Setting up CML Workspaces for High Volume Workloads

Autoscaling in CML enables seamless scaling up of clusters, accommodating sessions, experiments, model metrics, jobs, and applications with increased user demand. In order to ensure seamless functioning of CML workspaces with high volume workloads, core CML flows such as workspace suspend, resume, backup, upgrade, and editing are validated with high volume workloads. Additionally, clusters can be efficiently downsized by adjusting the autoscale range in workloads without disrupting control plane capabilities.

To prepare a CML workspace for high volume workloads, you need to perform the following steps to modify the pod quota limit for the CML tenant, and then do the same for the CML workspace.

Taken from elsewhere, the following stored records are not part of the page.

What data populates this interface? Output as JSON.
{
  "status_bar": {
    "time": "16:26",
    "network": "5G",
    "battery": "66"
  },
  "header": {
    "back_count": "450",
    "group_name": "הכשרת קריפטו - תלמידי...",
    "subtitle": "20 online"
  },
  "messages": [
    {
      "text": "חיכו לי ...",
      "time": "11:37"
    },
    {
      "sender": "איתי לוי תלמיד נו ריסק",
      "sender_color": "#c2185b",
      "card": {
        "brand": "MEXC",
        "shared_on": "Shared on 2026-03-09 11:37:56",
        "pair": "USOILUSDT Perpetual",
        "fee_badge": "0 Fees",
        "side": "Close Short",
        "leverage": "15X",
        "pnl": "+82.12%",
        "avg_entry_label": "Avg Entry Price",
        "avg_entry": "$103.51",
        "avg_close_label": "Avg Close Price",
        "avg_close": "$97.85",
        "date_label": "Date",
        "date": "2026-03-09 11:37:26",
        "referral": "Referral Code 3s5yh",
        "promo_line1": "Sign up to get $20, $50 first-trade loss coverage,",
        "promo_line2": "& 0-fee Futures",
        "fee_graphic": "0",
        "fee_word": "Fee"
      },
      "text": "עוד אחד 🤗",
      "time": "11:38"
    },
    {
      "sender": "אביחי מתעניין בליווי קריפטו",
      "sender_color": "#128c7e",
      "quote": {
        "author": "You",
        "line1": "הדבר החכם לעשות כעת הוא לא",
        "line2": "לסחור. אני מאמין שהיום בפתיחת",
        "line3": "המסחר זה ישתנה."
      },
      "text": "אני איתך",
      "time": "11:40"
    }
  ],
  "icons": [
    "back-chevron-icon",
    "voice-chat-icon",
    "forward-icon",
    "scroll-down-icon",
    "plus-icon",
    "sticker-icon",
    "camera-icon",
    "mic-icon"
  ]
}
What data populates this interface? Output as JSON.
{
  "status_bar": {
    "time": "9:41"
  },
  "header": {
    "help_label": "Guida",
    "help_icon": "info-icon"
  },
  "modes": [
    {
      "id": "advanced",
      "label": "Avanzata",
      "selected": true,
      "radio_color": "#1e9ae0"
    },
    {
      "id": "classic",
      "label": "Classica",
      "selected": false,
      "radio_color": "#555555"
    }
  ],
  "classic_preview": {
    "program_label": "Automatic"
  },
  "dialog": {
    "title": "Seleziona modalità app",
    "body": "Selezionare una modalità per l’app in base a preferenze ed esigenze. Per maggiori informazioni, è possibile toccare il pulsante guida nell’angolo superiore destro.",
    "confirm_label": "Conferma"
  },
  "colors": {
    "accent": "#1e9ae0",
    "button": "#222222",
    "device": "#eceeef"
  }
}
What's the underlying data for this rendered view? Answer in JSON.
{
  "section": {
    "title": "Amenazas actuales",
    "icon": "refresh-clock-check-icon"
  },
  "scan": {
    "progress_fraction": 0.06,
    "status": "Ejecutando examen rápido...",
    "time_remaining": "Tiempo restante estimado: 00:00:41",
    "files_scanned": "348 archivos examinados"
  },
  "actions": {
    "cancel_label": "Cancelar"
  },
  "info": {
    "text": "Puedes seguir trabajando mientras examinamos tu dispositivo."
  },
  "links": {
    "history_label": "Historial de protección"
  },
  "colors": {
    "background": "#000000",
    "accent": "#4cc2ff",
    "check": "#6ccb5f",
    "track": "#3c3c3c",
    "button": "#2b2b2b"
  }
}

  1. Go inside the workspace and create a project.
  2. In Project settings, click the lock button.
  3. In Advanced settings, add the key OVERRIDE_PODQUOTA and enter the value for the new pod limit to set.

Verified flows and configurations

  1. Enhanced Pod Count Limit

    Scaling up to 250 Pods within a single user namespace is verified, assuming that the workspace possesses sufficient computational resources and storage capacity to accommodate these pods.

  2. Auto-Scaling Certification

    The Control Plane actions have been verified to scale up to 100 Nodes.

  3. Suspension and resumption of 100 Nodes has been successfully tested.
  4. Workspace Management
    • Backup of Workspaces with up to 100 Nodes.
    • Upscale and downscale of cluster nodes between 1-100 is now verified by changing the worker node range within the edit section of workspace.
    • Successfully tested upgrading a 100 node Workspace from version at 'V-1'.
  5. Basic sanity testing of the following workload flows was conducted for Workspaces with 100 Nodes:
    • Creation of Sessions, Applications, Jobs, Model Metrics and Experiments for a user after workspace creation and upgrading.
    • Deletion of Sessions, Applications, Jobs, Model Metrics and Experiments for high volume workloads.
    • I/O, memory usage validation during upscale and downscale operations.

Known issues

There are a few known issues that have been identified during the certification process. These issues are currently being addressed.

  1. During concurrent creation of sessions via CML workspace users, some pods may fail to come up, with a ~3% failure rate.
  2. For high volume workspaces, CML workspace applications may fail to restart after modify/resume and upgrade operations. In this case, manually restart the affected application.